Researchers monitored 4503 US adults with type 2 diabetes and a body mass index of 25 or higher for 4 years; participants were randomly assigned to receive long-term intensive weight loss interventions (including group and individual counseling) or traditional diabetes support only. Enrollees in the intensive program lost almost 8% more weight at 1 year and almost 4% more weight at 4 years compared with those receiving traditional support. Nearly 12% of the intensive program enrollees had partial or complete remission at 1 year and 7.3% at 4 years compared with 2% of those receiving traditional support at either year. Only 3.5% of enrollees receiving intensive interventions experienced continuous remission at 4 years, although it was better than the 0.5% receiving traditional support.
The study’s lead author, Edward W. Gregg, PhD, of the US Centers for Disease Control and Prevention, discusses his team’s findings:
news@JAMA: Why did you do the study?
Dr Gregg: We’ve known that maintaining a healthy diet and lifestyle prevents diabetes, but a big question was whether healthy diets and lifestyles could make diabetes go into remission.
news@JAMA: Your findings suggest otherwise.
Dr Gregg: Complete remission was very rare, although it was more common in the intensive intervention group. This is just an indication of how tough it is, once a person has diabetes, to turn it around. There was some good news in our study. We were able to get about 1 in 10 into remission, and for people who had diabetes for a shorter period of time prior to enrollment, 1 in 5 went into remission.
news@JAMA: What would you say to people with type 2 diabetes who are considering giving up on changing their diets and increasing physical activity as measures to combat the condition?

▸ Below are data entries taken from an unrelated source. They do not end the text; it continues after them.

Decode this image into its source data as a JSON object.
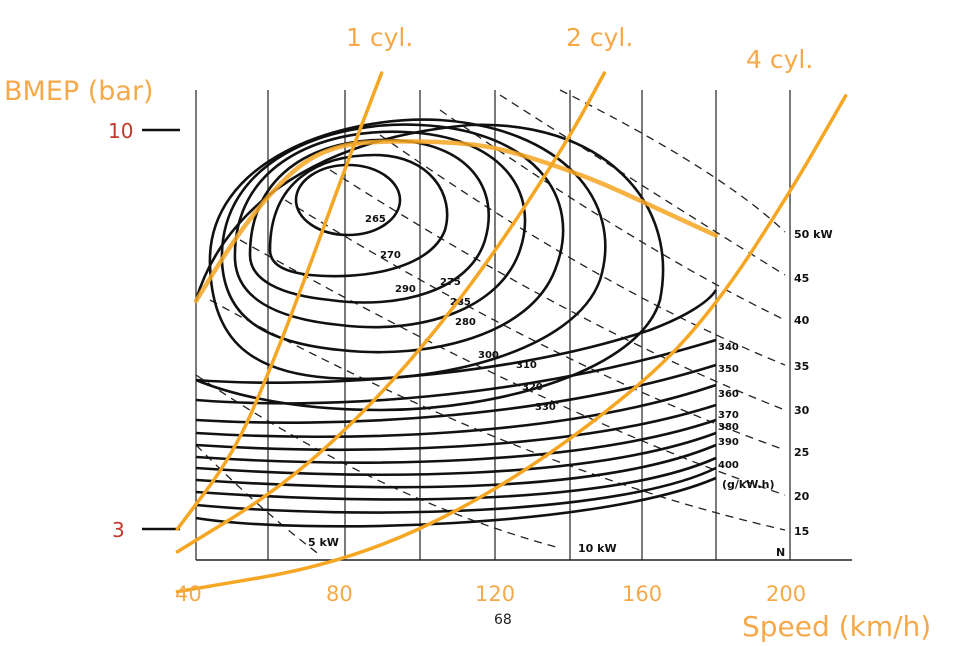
{
  "chart_data": {
    "type": "line",
    "title": "",
    "xlabel": "Speed (km/h)",
    "ylabel": "BMEP (bar)",
    "x_ticks": [
      40,
      80,
      120,
      160,
      200
    ],
    "y_ticks": [
      3,
      10
    ],
    "xlim": [
      40,
      200
    ],
    "ylim": [
      2.5,
      10.5
    ],
    "series": [
      {
        "name": "1 cyl.",
        "x": [
          35,
          50,
          60,
          70,
          80,
          90
        ],
        "y": [
          3.0,
          4.3,
          5.8,
          7.5,
          9.3,
          11.0
        ]
      },
      {
        "name": "2 cyl.",
        "x": [
          35,
          60,
          80,
          100,
          120,
          140,
          150
        ],
        "y": [
          2.6,
          3.6,
          4.7,
          6.1,
          7.8,
          9.8,
          11.0
        ]
      },
      {
        "name": "4 cyl.",
        "x": [
          35,
          80,
          120,
          160,
          180,
          200,
          215
        ],
        "y": [
          1.9,
          2.4,
          3.6,
          5.5,
          6.9,
          8.9,
          10.6
        ]
      },
      {
        "name": "",
        "x": [
          40,
          50,
          60,
          70,
          80,
          90,
          100,
          110,
          120,
          130,
          140,
          150,
          160,
          170,
          180
        ],
        "y": [
          7.0,
          8.05,
          8.9,
          9.5,
          9.75,
          9.8,
          9.8,
          9.78,
          9.7,
          9.52,
          9.3,
          9.05,
          8.75,
          8.45,
          8.15
        ]
      }
    ],
    "bsfc_labels": [
      "265",
      "270",
      "275",
      "280",
      "285",
      "290",
      "300",
      "310",
      "320",
      "330",
      "340",
      "350",
      "360",
      "370",
      "380",
      "390",
      "400"
    ],
    "bsfc_unit": "(g/kW.h)",
    "power_labels": [
      "5 kW",
      "10 kW",
      "15",
      "20",
      "25",
      "30",
      "35",
      "40",
      "45",
      "50 kW"
    ],
    "n_label": "N",
    "colors": {
      "overlay": "#f5a623",
      "label_orange": "#f5a94a",
      "label_red": "#c0392b",
      "ink": "#111111"
    }
  },
  "page_number": "68"
}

Dr Gregg: You can’t cure diabetes with lifestyle changes, but lifestyle changes with good follow-up care can make a difference in reducing risk for other complications, such as cardiovascular disease and disability.
news@JAMA: Do treating physicians need to give a more nuanced message about lifestyle interventions to their patients with diabetes?
Dr Gregg: Physicians need to be realistic with their patients when talking about the benefits of lifestyle interventions. The message can be that whatever their diabetes status, these lifestyle changes will reduce their risk of getting the bad health outcomes that come with diabetes.
news@JAMA: Do your findings suggest overweight patients with diabetes should consider bariatric surgery first as a more effective treatment to reduce health risks associated with the condition?
Dr Gregg: Even in people who are candidates for bariatric surgery, maintaining a healthy diet and lifestyle will still be important. Bariatric surgery may be appropriate for some people but not for the majority.